MEREDITH — Brendan Hart said he was hoping to raise as much as $10,000 through the pop-up mini golf course that the Friends of Meredith Parks and Recreation set up at Hesky Park on Saturday. Instead, the lakeside event, named “Skate Birdie,” collected $13,000, despite being bookended by surprise rain showers.
“It was great. It was a ton of fun, and we raised more money than we hoped to,” Hart said Tuesday.
The money will be added to other donations collected this summer, part of an effort to meet a $25,000 matching challenge from the Steinwachs family.
If they can meet that challenge — which Hart suspects they’re very close to doing — it will put the nonprofit group up to its $230,000 goal, enough to build a new concrete skatepark in Meredith, which will replace the aged plywood structures that have reached the end of their serviceable life.
Hart said a construction firm is ready to begin work in the spring, and the organization is already working with the town to get all of the necessary permits in place.
The one-day minigolf course in Heskey Park was provided by Leaderboard of Boston, which Hart said provided the 19 holes at a considerable discount. Many local companies stepped up as hole sponsors, helping to ensure a baseline of funding in case the weather turned on the event.
It looked as if that might just happen, Hart said. The event opened at 11 a.m.
“The weather did affect us. Right when we set up, we had a brief rain shower. That was stressful,” he said. They were worried that it would keep golfers away. “But we had a window of sunny weather,” he said.
More rain arrived at 6 p.m., and it looked as if it wouldn’t be as brief, so they packed up the course an hour early.
Still, the event was a success, he said.
“I was expecting to raise $10,000. I was surprised at the generosity of the people who came down and turned out,” he said.
Many people contributed more than the $10-per-golfer requested donation, he added.
Perhaps he shouldn’t have been surprised by that. The community support for a new Hart Family Memorial Skatepark has been enthusiastic, exemplified by the action of voters at the Meredith Town Meeting last winter. The Friends of the Meredith Skatepark requested town support of the project to the tune of $25,000. Instead, voters amended the request to be double that amount.
Help has come from afar, too. A video of Hart playing his harmonica while riding a skateboard won him a grant from the German instrument manufacturer Hoehner, and the Tony Hawk Foundation gave $25,000 to the project — reportedly more than they’ve awarded elsewhere.
Hart has been championing the renewal of the town’s skatepark for years. It’s a deeply personal mission: The current park is named after his father, Glenn, who died in 1998, leaving behind a wife and three young boys.
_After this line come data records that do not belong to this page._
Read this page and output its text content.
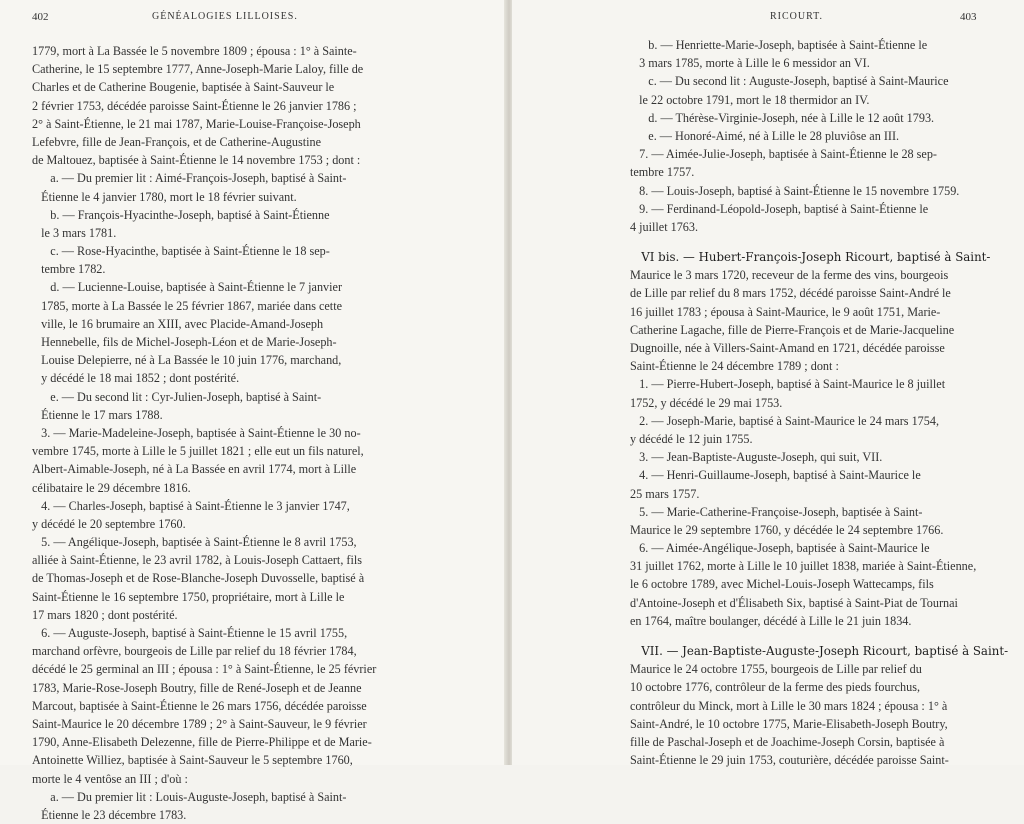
402	GÉNÉALOGIES LILLOISES.	RICOURT.	403
1779, mort à La Bassée le 5 novembre 1809 ; épousa : 1° à Sainte-
Catherine, le 15 septembre 1777, Anne-Joseph-Marie Laloy, fille de
Charles et de Catherine Bougenie, baptisée à Saint-Sauveur le
2 février 1753, décédée paroisse Saint-Étienne le 26 janvier 1786 ;
2° à Saint-Étienne, le 21 mai 1787, Marie-Louise-Françoise-Joseph
Lefebvre, fille de Jean-François, et de Catherine-Augustine
de Maltouez, baptisée à Saint-Étienne le 14 novembre 1753 ; dont :
a. — Du premier lit : Aimé-François-Joseph, baptisé à Saint-
Étienne le 4 janvier 1780, mort le 18 février suivant.
b. — François-Hyacinthe-Joseph, baptisé à Saint-Étienne
le 3 mars 1781.
c. — Rose-Hyacinthe, baptisée à Saint-Étienne le 18 sep-
tembre 1782.
d. — Lucienne-Louise, baptisée à Saint-Étienne le 7 janvier
1785, morte à La Bassée le 25 février 1867, mariée dans cette
ville, le 16 brumaire an XIII, avec Placide-Amand-Joseph
Hennebelle, fils de Michel-Joseph-Léon et de Marie-Joseph-
Louise Delepierre, né à La Bassée le 10 juin 1776, marchand,
y décédé le 18 mai 1852 ; dont postérité.
e. — Du second lit : Cyr-Julien-Joseph, baptisé à Saint-
Étienne le 17 mars 1788.
3. — Marie-Madeleine-Joseph, baptisée à Saint-Étienne le 30 no-
vembre 1745, morte à Lille le 5 juillet 1821 ; elle eut un fils naturel,
Albert-Aimable-Joseph, né à La Bassée en avril 1774, mort à Lille
célibataire le 29 décembre 1816.
4. — Charles-Joseph, baptisé à Saint-Étienne le 3 janvier 1747,
y décédé le 20 septembre 1760.
5. — Angélique-Joseph, baptisée à Saint-Étienne le 8 avril 1753,
alliée à Saint-Étienne, le 23 avril 1782, à Louis-Joseph Cattaert, fils
de Thomas-Joseph et de Rose-Blanche-Joseph Duvosselle, baptisé à
Saint-Étienne le 16 septembre 1750, propriétaire, mort à Lille le
17 mars 1820 ; dont postérité.
6. — Auguste-Joseph, baptisé à Saint-Étienne le 15 avril 1755,
marchand orfèvre, bourgeois de Lille par relief du 18 février 1784,
décédé le 25 germinal an III ; épousa : 1° à Saint-Étienne, le 25 février
1783, Marie-Rose-Joseph Boutry, fille de René-Joseph et de Jeanne
Marcout, baptisée à Saint-Étienne le 26 mars 1756, décédée paroisse
Saint-Maurice le 20 décembre 1789 ; 2° à Saint-Sauveur, le 9 février
1790, Anne-Elisabeth Delezenne, fille de Pierre-Philippe et de Marie-
Antoinette Williez, baptisée à Saint-Sauveur le 5 septembre 1760,
morte le 4 ventôse an III ; d'où :
a. — Du premier lit : Louis-Auguste-Joseph, baptisé à Saint-
Étienne le 23 décembre 1783.
b. — Henriette-Marie-Joseph, baptisée à Saint-Étienne le
3 mars 1785, morte à Lille le 6 messidor an VI.
c. — Du second lit : Auguste-Joseph, baptisé à Saint-Maurice
le 22 octobre 1791, mort le 18 thermidor an IV.
d. — Thérèse-Virginie-Joseph, née à Lille le 12 août 1793.
e. — Honoré-Aimé, né à Lille le 28 pluviôse an III.
7. — Aimée-Julie-Joseph, baptisée à Saint-Étienne le 28 sep-
tembre 1757.
8. — Louis-Joseph, baptisé à Saint-Étienne le 15 novembre 1759.
9. — Ferdinand-Léopold-Joseph, baptisé à Saint-Étienne le
4 juillet 1763.
VI bis. — Hubert-François-Joseph Ricourt, baptisé à Saint-
Maurice le 3 mars 1720, receveur de la ferme des vins, bourgeois
de Lille par relief du 8 mars 1752, décédé paroisse Saint-André le
16 juillet 1783 ; épousa à Saint-Maurice, le 9 août 1751, Marie-
Catherine Lagache, fille de Pierre-François et de Marie-Jacqueline
Dugnoille, née à Villers-Saint-Amand en 1721, décédée paroisse
Saint-Étienne le 24 décembre 1789 ; dont :
1. — Pierre-Hubert-Joseph, baptisé à Saint-Maurice le 8 juillet
1752, y décédé le 29 mai 1753.
2. — Joseph-Marie, baptisé à Saint-Maurice le 24 mars 1754,
y décédé le 12 juin 1755.
3. — Jean-Baptiste-Auguste-Joseph, qui suit, VII.
4. — Henri-Guillaume-Joseph, baptisé à Saint-Maurice le
25 mars 1757.
5. — Marie-Catherine-Françoise-Joseph, baptisée à Saint-
Maurice le 29 septembre 1760, y décédée le 24 septembre 1766.
6. — Aimée-Angélique-Joseph, baptisée à Saint-Maurice le
31 juillet 1762, morte à Lille le 10 juillet 1838, mariée à Saint-Étienne,
le 6 octobre 1789, avec Michel-Louis-Joseph Wattecamps, fils
d'Antoine-Joseph et d'Élisabeth Six, baptisé à Saint-Piat de Tournai
en 1764, maître boulanger, décédé à Lille le 21 juin 1834.
VII. — Jean-Baptiste-Auguste-Joseph Ricourt, baptisé à Saint-
Maurice le 24 octobre 1755, bourgeois de Lille par relief du
10 octobre 1776, contrôleur de la ferme des pieds fourchus,
contrôleur du Minck, mort à Lille le 30 mars 1824 ; épousa : 1° à
Saint-André, le 10 octobre 1775, Marie-Elisabeth-Joseph Boutry,
fille de Paschal-Joseph et de Joachime-Joseph Corsin, baptisée à
Saint-Étienne le 29 juin 1753, couturière, décédée paroisse Saint-
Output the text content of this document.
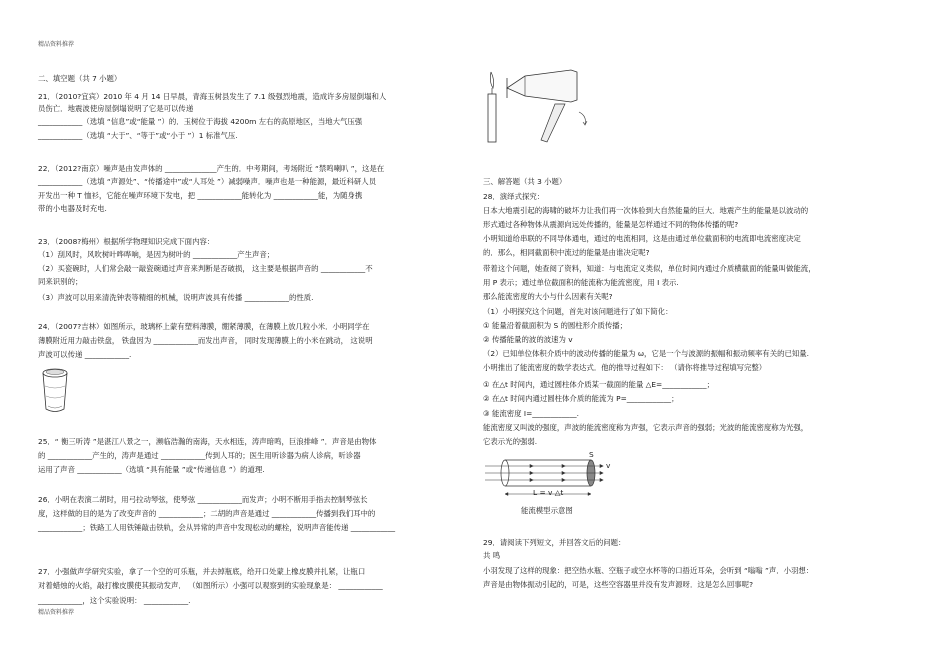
精品资料推荐
二、填空题（共 7 小题）
21．（2010?宜宾）2010 年 4 月 14 日早晨，青海玉树县发生了 7.1 级强烈地震，造成许多房屋倒塌和人
员伤亡．地震波使房屋倒塌说明了它是可以传递
____________（选填 “信息”或“能量 ”）的．玉树位于海拔 4200m 左右的高原地区，当地大气压强
____________（选填 “大于”、“等于”或“小于 ”）1 标准气压.
22．（2012?南京）噪声是由发声体的 ______________产生的．中考期间，考场附近 “禁鸣喇叭 ”，这是在
____________（选填 “声源处”、“传播途中”或“人耳处 ”）减弱噪声．噪声也是一种能源，最近科研人员
开发出一种 T 恤衫，它能在噪声环境下发电，把 ____________能转化为 ____________能，为随身携
带的小电器及时充电.
23．（2008?梅州）根据所学物理知识完成下面内容：
（1）刮风时，风吹树叶哗哗响，是因为树叶的 ____________产生声音；
（2）买瓷碗时，人们常会敲一敲瓷碗通过声音来判断是否破损， 这主要是根据声音的 ____________不
同来识别的；
（3）声波可以用来清洗钟表等精细的机械，说明声波具有传播 ____________的性质.
24．（2007?吉林）如图所示，玻璃杯上蒙有塑料薄膜，绷紧薄膜，在薄膜上放几粒小米．小明同学在
薄膜附近用力敲击铁盘， 铁盘因为 ____________而发出声音， 同时发现薄膜上的小米在跳动， 这说明
声波可以传递 ____________.
25．“ 衡三听涛 ”是湛江八景之一，濒临浩瀚的南海，天水相连，涛声暗鸣，巨浪排峰 ”．声音是由物体
的 ____________产生的，涛声是通过 ____________传到人耳的；医生用听诊器为病人诊病，听诊器
运用了声音 ____________（选填 “具有能量 ”或“传递信息 ”）的道理.
26．小明在表演二胡时，用弓拉动琴弦，使琴弦 ____________而发声；小明不断用手指去控制琴弦长
度，这样做的目的是为了改变声音的 ____________；二胡的声音是通过 ____________传播到我们耳中的
____________；铁路工人用铁锤敲击铁轨，会从异常的声音中发现松动的螺栓，说明声音能传递 ____________
27．小强做声学研究实验，拿了一个空的可乐瓶，并去掉瓶底，给开口处蒙上橡皮膜并扎紧，让瓶口
对着蜡烛的火焰，敲打橡皮膜使其振动发声． （如图所示）小强可以观察到的实验现象是： ____________
____________，这个实验说明： ____________.
精品资料推荐
三、解答题（共 3 小题）
28．演绎式探究：
日本大地震引起的海啸的破坏力让我们再一次体验到大自然能量的巨大．地震产生的能量是以波动的
形式通过各种物体从震源向远处传播的，能量是怎样通过不同的物体传播的呢?
小明知道给串联的不同导体通电，通过的电流相同，这是由通过单位截面积的电流即电流密度决定
的．那么，相同截面积中流过的能量是由谁决定呢?
带着这个问题，她查阅了资料，知道：与电流定义类似，单位时间内通过介质横截面的能量叫做能流，
用 P 表示；通过单位截面积的能流称为能流密度，用 I 表示.
那么能流密度的大小与什么因素有关呢?
（1）小明探究这个问题，首先对该问题进行了如下简化：
① 能量沿着截面积为 S 的圆柱形介质传播；
② 传播能量的波的波速为 v
（2）已知单位体积介质中的波动传播的能量为 ω，它是一个与波源的振幅和振动频率有关的已知量.
小明推出了能流密度的数学表达式．他的推导过程如下： （请你将推导过程填写完整）
① 在△t 时间内，通过圆柱体介质某一截面的能量 △E=____________；
② 在△t 时间内通过圆柱体介质的能流为 P=____________；
③ 能流密度 I=____________.
能流密度又叫波的强度，声波的能流密度称为声强，它表示声音的强弱；光波的能流密度称为光强，
它表示光的强弱.
S
v
L = v △t
能流模型示意图
29．请阅读下列短文，并回答文后的问题：
共 鸣
小羽发现了这样的现象：把空热水瓶、空瓶子或空水杯等的口捂近耳朵，会听到 “嗡嗡 ”声．小羽想：
声音是由物体振动引起的，可是，这些空容器里并没有发声源呀．这是怎么回事呢?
The park was dedicated to Glenn Hart in 2003, but the painted plywood features have become so weathered that, last year, the park stayed closed due to safety concerns.
By that point, Hart and a committee of others had already begun to plan for a replacement. Hart’s mother, Linda Hart-Buuck, was the driving force for that effort, especially after Brendan left for France to attend university. Then, in January, the Hart family was dealt a second tragedy, when Hart-Buuck died unexpectedly.
Many at the Town Meeting spoke of Brendan’s parents and their contributions to the community. The town’s generosity toward the creation of the Hart Family Memorial Skatepark is, no doubt, a tribute to Glenn’s and Linda’s memories.
The plans were originally for a simple concrete bowl, something they thought would be an achievable goal. Soon, though, they realized that they could achieve something larger. The new plans call for multiple features, all concrete-made, which will stand the test of time.
“Things have really evolved toward the end of the project,” Hart said. “We have a lot of volunteers, there’s a ton of people reaching out to help. It’s made things easier having this big team.”